Unfazed. heavy-lidded Nobusuke Kishi blandly assured Formosa that he did not intend to recognize Peking, and that, far from conceding that the Reds had a "right" to fly their flag in Tokyo, his government would "do its best" to dissuade them from doing so. But, shrugged Kishi, if Peking's representatives insisted, their flag would be entitled to Japanese police protection—not under the rights of diplomatic courtesy but under ordinary laws against trespass and property damage. Last week, reportedly after pressure from the U.S. State Department, warning of the economic and political consequences of a prolonged breach with Japan. Nationalist China reluctantly swallowed this face-saving formula, canceled its boycott on Japanese imports.

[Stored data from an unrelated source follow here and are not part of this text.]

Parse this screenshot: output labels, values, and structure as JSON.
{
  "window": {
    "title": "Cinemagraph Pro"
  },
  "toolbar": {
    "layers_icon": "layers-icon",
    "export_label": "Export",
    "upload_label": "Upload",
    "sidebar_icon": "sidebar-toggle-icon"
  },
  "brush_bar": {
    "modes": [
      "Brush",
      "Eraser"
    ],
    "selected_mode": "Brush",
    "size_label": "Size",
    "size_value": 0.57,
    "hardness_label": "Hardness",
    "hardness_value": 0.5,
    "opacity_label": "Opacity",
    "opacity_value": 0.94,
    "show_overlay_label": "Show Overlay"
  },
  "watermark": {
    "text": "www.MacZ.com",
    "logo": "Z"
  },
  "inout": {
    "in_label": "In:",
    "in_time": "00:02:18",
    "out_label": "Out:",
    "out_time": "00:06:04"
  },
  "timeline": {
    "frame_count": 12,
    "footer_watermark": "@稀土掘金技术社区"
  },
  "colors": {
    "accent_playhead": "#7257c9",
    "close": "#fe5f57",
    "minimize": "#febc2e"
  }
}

The Burning Desire. Kishi's enemies, making a pun on his name, call him ryō kishi—meaning, roughly, "one who tries to keep a foot on both banks of the river." During the three years he spent in Tokyo's Sugamo Prison as a "war crimes suspect"—he was General Tojo's Commerce and Industry Minister—Kishi claims to have been seized by a "burning desire" to see Japan rebuilt according to democratic principles. Yet, as Premier, he has surrounded himself with a kitchen Cabinet composed of men like bull-necked Nationalist Okinori Kaya, 69. Kaya, who was Tojo's Finance Minister, spent ten years in Sugamo as a "Class A war criminal," now argues that Tojo's chief mistake lay in starting war before Japan had an adequate industrial base and sufficient oil supplies.

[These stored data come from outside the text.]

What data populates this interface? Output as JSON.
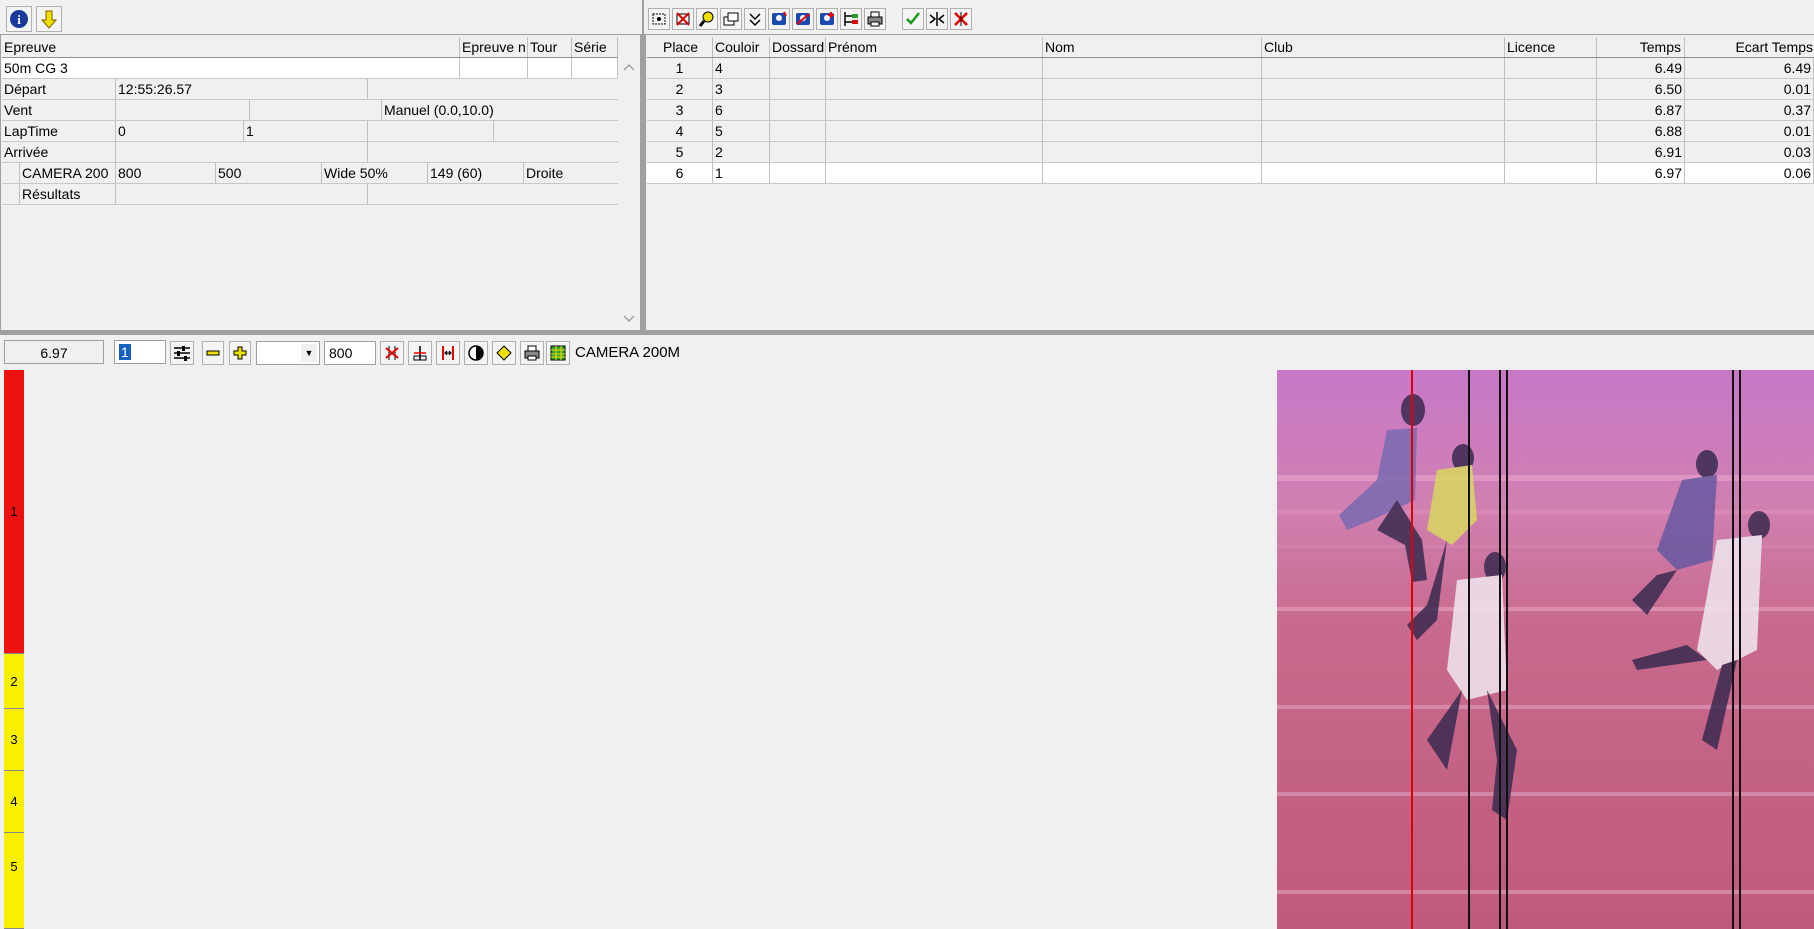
{
  "left_panel": {
    "headers": {
      "epreuve": "Epreuve",
      "epreuve_n": "Epreuve n",
      "tour": "Tour",
      "serie": "Série"
    },
    "event_name": "50m CG 3",
    "rows": {
      "depart_label": "Départ",
      "depart_value": "12:55:26.57",
      "vent_label": "Vent",
      "vent_value": "Manuel (0.0,10.0)",
      "laptime_label": "LapTime",
      "laptime_v1": "0",
      "laptime_v2": "1",
      "arrivee_label": "Arrivée",
      "camera_name": "CAMERA 200",
      "camera_v1": "800",
      "camera_v2": "500",
      "camera_wide": "Wide 50%",
      "camera_v3": "149  (60)",
      "camera_side": "Droite",
      "resultats_label": "Résultats"
    }
  },
  "results": {
    "columns": [
      "Place",
      "Couloir",
      "Dossard",
      "Prénom",
      "Nom",
      "Club",
      "Licence",
      "Temps",
      "Ecart Temps"
    ],
    "rows": [
      {
        "place": "1",
        "couloir": "4",
        "temps": "6.49",
        "ecart": "6.49"
      },
      {
        "place": "2",
        "couloir": "3",
        "temps": "6.50",
        "ecart": "0.01"
      },
      {
        "place": "3",
        "couloir": "6",
        "temps": "6.87",
        "ecart": "0.37"
      },
      {
        "place": "4",
        "couloir": "5",
        "temps": "6.88",
        "ecart": "0.01"
      },
      {
        "place": "5",
        "couloir": "2",
        "temps": "6.91",
        "ecart": "0.03"
      },
      {
        "place": "6",
        "couloir": "1",
        "temps": "6.97",
        "ecart": "0.06"
      }
    ]
  },
  "image_toolbar": {
    "time_value": "6.97",
    "spin_value": "1",
    "zoom_value": "800",
    "camera_label": "CAMERA 200M"
  },
  "lanes": [
    "1",
    "2",
    "3",
    "4",
    "5"
  ],
  "colors": {
    "lane_active": "#ee1111",
    "lane_inactive": "#f8f000",
    "photo_base": "#c8608a"
  }
}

Egged on by such advisers, Kishi has chipped away at the Anglo-Saxon political concepts of Japan's 1946 "MacArthur Constitution." presses for at least a partial return to the hierarchical, authoritarian traditions native to Japan. By order of the Kishi government, Japanese schoolchildren will soon find themselves doing playground drill in the militaristic prewar fashion, and will be subjected to regular doses of "moral education."